В трубке повисает молчание.
— Что?! — после паузы, вне себя от изумления, восклицает Надар.
— Я кое-какие наброски Чудри перерисовала, — говорит Мулагеш, перерывая документы в папке. — В одном углу я видела это, только не могла понять, что это значит. Оно выглядело словно куриные крылышки, наколотые на шампур, — что-то вроде этого. Но это никакие не крылышки. Это человеческие тела. Над ними точно так же надругались!
Дрейлингский прораб, говорящий по соседнему телефону, медленно поворачивается к ней и смотрит круглыми глазами.
— Что вы хотите сказать, генерал? — спрашивает Надар.
— Я хочу сказать, что Сумитра Чудри нарисовала эту сцену до того, как все вчера случилось! А ведь рисовала она несколько месяцев тому назад. Выходит, она предсказала произошедшее!
— Но как? Как такое возможно?
— Я не знаю. Но этот рисунок у меня перед глазами, я на него смотрю.
— Но Чудри сошла с ума! Может, это какое-то совпадение?

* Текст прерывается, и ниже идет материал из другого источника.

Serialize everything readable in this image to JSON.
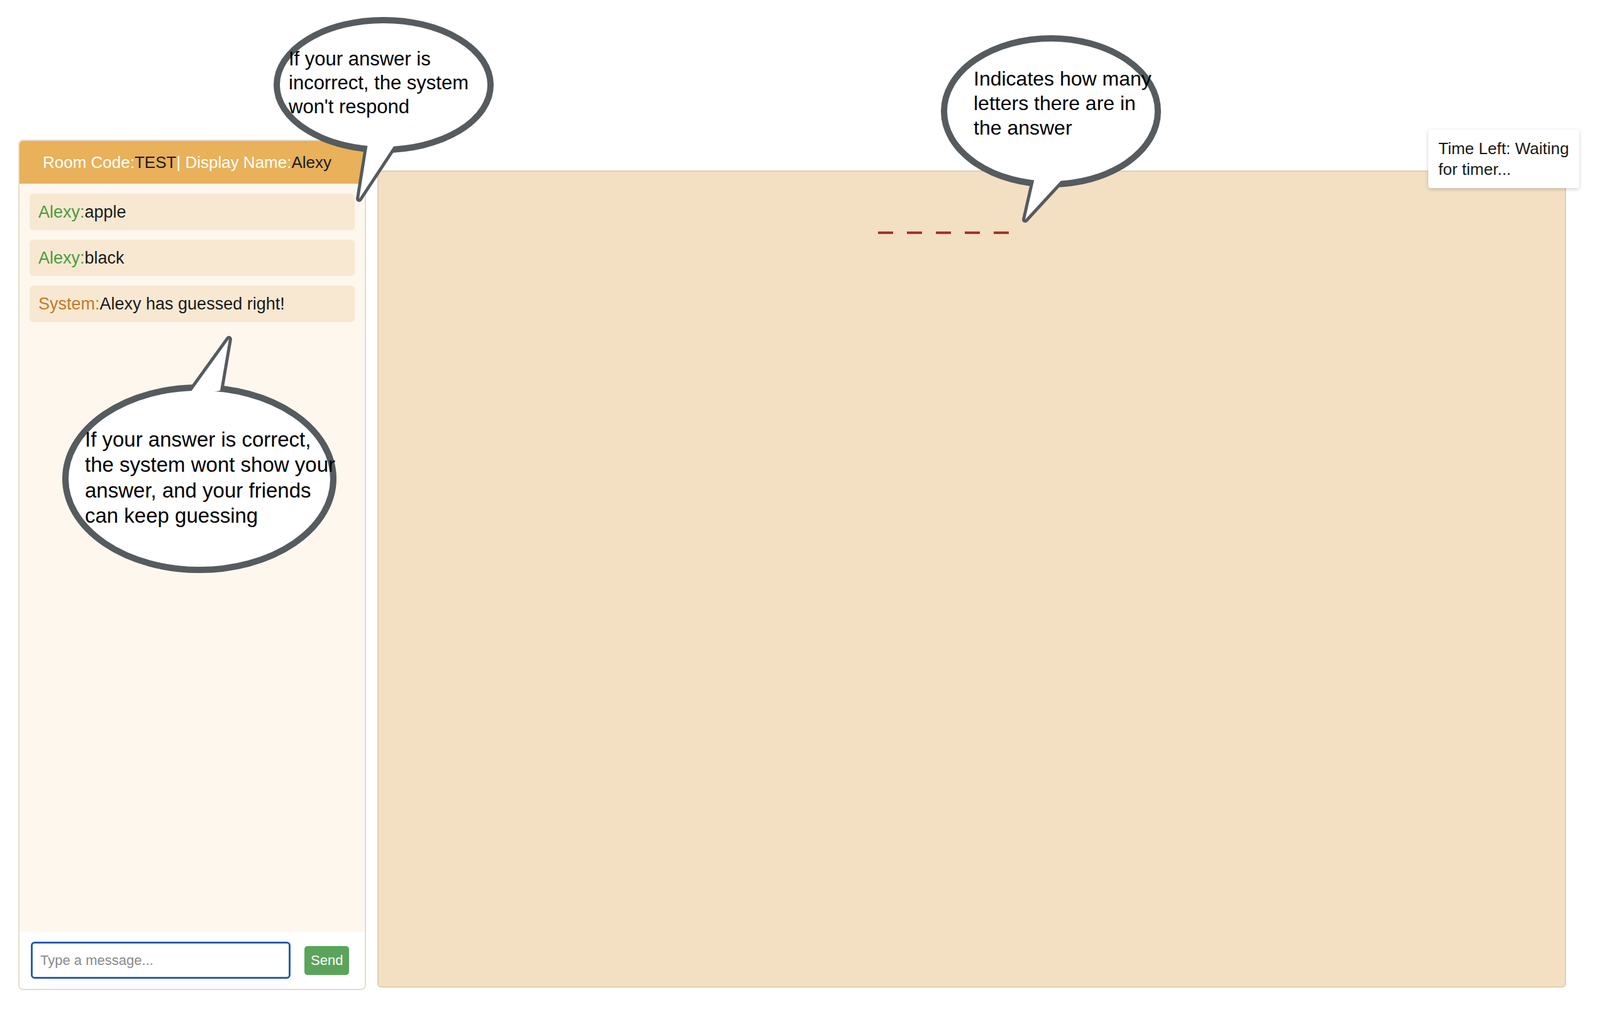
{
  "header": {
    "room_code_label": "Room Code:",
    "room_code": "TEST",
    "display_name_label": "| Display Name:",
    "display_name": "Alexy"
  },
  "messages": [
    {
      "sender": "Alexy:",
      "text": "apple",
      "color": "#4a9a3a"
    },
    {
      "sender": "Alexy:",
      "text": "black",
      "color": "#4a9a3a"
    },
    {
      "sender": "System:",
      "text": "Alexy has guessed right!",
      "color": "#c07a2a"
    }
  ],
  "input": {
    "placeholder": "Type a message...",
    "focused": true
  },
  "send_button": "Send",
  "word_hint": {
    "letter_count": 5
  },
  "timer": {
    "label": "Time Left:",
    "value": "Waiting for timer..."
  },
  "annotations": [
    {
      "kind": "incorrect",
      "text": "If your answer is incorrect, the system won't respond"
    },
    {
      "kind": "letters",
      "text": "Indicates how many letters there are in the answer"
    },
    {
      "kind": "correct",
      "text": "If your answer is correct, the system wont show your answer, and your friends can keep guessing"
    }
  ]
}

— Ничего себе совпадение! Ритуально обезображенные тела на рисунке, потом на ферме ритуально обезображенные тела! Это слишком даже для безумицы…
Дрейлингский прораб аж вспотел и отодвинулся от нее на всю длину телефонного провода.
— Так что же вы предлагаете?
— У вас наверняка нет времени, а у меня есть, — говорит Мулагеш. — Я хочу поехать туда, где было совершено первое убийство, и посмотреть, как там и что. Если Чудри действительно связана с этим, мы должны узнать как.
— Первое убийство произошло на спорных территориях, генерал. Там опасно.
— Я тоже опасна, знаете ли. Я сумею туда добраться.
— Я восхищена вашей уверенностью в себе, генерал, но что делать, если вы не сумеете?